Selbstorganisiertes Lernen
Vor allem in der Industrie sind Mitarbeiter hierzu schwer zu motivieren, auch wenn es anerzogen ist: schon in der Schule zeigt einem der Lehrer, was richtig oder falsch ist – die Schüler konsumieren, lernen und übernehmen es im besten Fall. Herr Guischard begeistert sich für Lernkultur. Ein Lehrender muss sich dafür interessieren, was sein Gegenüber lernen möchte, dass ein Geben und Nehmen stattfindet und die Parteien auf Augenhöhe sind, ohne Barrieren. Erst dann bringt es einen Mehrwert.
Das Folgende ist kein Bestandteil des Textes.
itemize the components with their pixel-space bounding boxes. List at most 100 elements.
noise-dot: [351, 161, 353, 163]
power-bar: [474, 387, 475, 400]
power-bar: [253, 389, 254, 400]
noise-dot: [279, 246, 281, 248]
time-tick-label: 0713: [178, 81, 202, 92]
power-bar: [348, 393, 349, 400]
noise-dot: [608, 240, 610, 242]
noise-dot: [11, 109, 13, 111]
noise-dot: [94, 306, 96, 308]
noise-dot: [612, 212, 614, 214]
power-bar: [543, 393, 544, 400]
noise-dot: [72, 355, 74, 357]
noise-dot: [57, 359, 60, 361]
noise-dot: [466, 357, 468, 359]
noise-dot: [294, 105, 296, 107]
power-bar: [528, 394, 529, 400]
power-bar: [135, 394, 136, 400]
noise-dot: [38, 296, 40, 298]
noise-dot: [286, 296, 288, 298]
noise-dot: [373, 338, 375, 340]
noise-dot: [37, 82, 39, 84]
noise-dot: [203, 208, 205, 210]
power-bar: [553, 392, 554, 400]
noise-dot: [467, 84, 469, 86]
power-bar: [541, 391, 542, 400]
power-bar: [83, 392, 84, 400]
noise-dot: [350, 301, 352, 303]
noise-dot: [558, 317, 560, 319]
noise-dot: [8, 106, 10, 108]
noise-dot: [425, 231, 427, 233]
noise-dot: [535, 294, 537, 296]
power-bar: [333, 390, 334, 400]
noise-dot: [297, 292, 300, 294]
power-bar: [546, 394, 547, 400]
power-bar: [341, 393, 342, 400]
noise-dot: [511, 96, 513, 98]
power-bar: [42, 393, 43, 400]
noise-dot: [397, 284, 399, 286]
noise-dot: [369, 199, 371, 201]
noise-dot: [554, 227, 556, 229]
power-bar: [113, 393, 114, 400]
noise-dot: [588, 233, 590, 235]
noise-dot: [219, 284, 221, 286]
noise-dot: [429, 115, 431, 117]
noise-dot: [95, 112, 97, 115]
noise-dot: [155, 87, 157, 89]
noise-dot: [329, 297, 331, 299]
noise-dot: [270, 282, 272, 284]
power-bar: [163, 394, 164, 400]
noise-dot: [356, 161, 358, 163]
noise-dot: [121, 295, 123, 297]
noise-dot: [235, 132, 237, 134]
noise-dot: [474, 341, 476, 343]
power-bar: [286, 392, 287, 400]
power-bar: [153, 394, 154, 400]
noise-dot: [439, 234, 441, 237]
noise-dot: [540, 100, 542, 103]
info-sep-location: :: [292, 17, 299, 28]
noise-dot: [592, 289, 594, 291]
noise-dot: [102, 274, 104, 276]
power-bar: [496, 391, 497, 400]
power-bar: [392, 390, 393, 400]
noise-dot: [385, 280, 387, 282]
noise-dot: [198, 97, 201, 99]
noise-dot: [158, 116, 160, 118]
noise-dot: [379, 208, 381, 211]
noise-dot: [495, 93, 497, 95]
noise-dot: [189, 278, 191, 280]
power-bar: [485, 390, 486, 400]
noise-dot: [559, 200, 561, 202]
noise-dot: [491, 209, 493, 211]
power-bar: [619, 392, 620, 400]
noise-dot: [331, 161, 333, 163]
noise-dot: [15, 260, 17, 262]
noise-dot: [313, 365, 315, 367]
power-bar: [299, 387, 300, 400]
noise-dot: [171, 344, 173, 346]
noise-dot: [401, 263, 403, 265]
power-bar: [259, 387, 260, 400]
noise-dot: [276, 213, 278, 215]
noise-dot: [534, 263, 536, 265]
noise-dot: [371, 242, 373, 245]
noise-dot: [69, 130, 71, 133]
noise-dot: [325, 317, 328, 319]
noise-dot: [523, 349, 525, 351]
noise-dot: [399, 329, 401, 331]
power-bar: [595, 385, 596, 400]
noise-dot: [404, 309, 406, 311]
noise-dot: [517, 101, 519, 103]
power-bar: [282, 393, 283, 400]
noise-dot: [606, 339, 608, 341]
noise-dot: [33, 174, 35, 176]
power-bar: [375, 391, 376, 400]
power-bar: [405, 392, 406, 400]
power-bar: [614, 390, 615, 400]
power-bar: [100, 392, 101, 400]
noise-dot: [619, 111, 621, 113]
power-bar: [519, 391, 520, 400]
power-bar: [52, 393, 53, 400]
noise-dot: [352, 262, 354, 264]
Voraussetzung für ein gutes Team ist seiner Meinung nach eine Du-Kultur, weg vom Siezen, von Schubkästen und Rangordnung. Ein Du schafft eine viel offenere und vertrauensvollere Atmosphäre. Das hat man auch beim Familienunternehmen STIHL erkannt und umgesetzt, bei dem er schon seit 23 Jahren arbeitet und seit 7 Jahren Mitarbeiter betreut, Abteilungsreferent ist und technische Weiterbildungen sowie IT-Trainings organisiert.

Los geht’s!
Als Warm-Up möchte Herr Guischard von den Workshop-Teilnehmern die für den Tag gesetzten Ziele erfahren. Hierzu setzen sich alle mit ihren Stühlen zu einem Kreis, in dessen Mitte am Boden Postkarten mit unterschiedlichen Motiven verteilt werden. Jeder soll sich eine Karte heraussuchen und mit Blick auf das Motiv erklären, was er mit dem Thema Teambuilding assoziiert. Zur spielerischen Umsetzung wird ein Ball genutzt, den sich die Teilnehmer zuwerfen: das Wort hat immer der mit dem Ball in der Hand. Sport generell (u.a. Fußball, Kanufahren oder Bergsteigen) ist Teamsport und wird oft in Form der Postkarte als Motiv gewählt. Man muss sich organisieren, miteinander auskommen und kommunizieren, grundlegend sind Zusammenhalt und Vertrauen. Alle Teilnehmer sind gespannt auf den Workshop und welche Themen sie mitnehmen und für den Alltag nutzen können. Wofür steht eigentlich T-E-A-M? Bekannt sind Sprüche wie „Toll, ein anderer macht’s“ oder „Täglich einen anderen mobben“. Aber auch „Time, energy and money“ (Zeit und Energie aufbringen, dann bekommt man auch etwas) oder „Together everyone achieves more“ (gemeinsam mehr erreichen). Ab 6 Personen kann man von einem Team sprechen, eventuell mit kleineren Untergruppen. Da im Team auf Kommunikation aufgebaut werden muss, könnten regelmäßige Workshops hierzu helfen.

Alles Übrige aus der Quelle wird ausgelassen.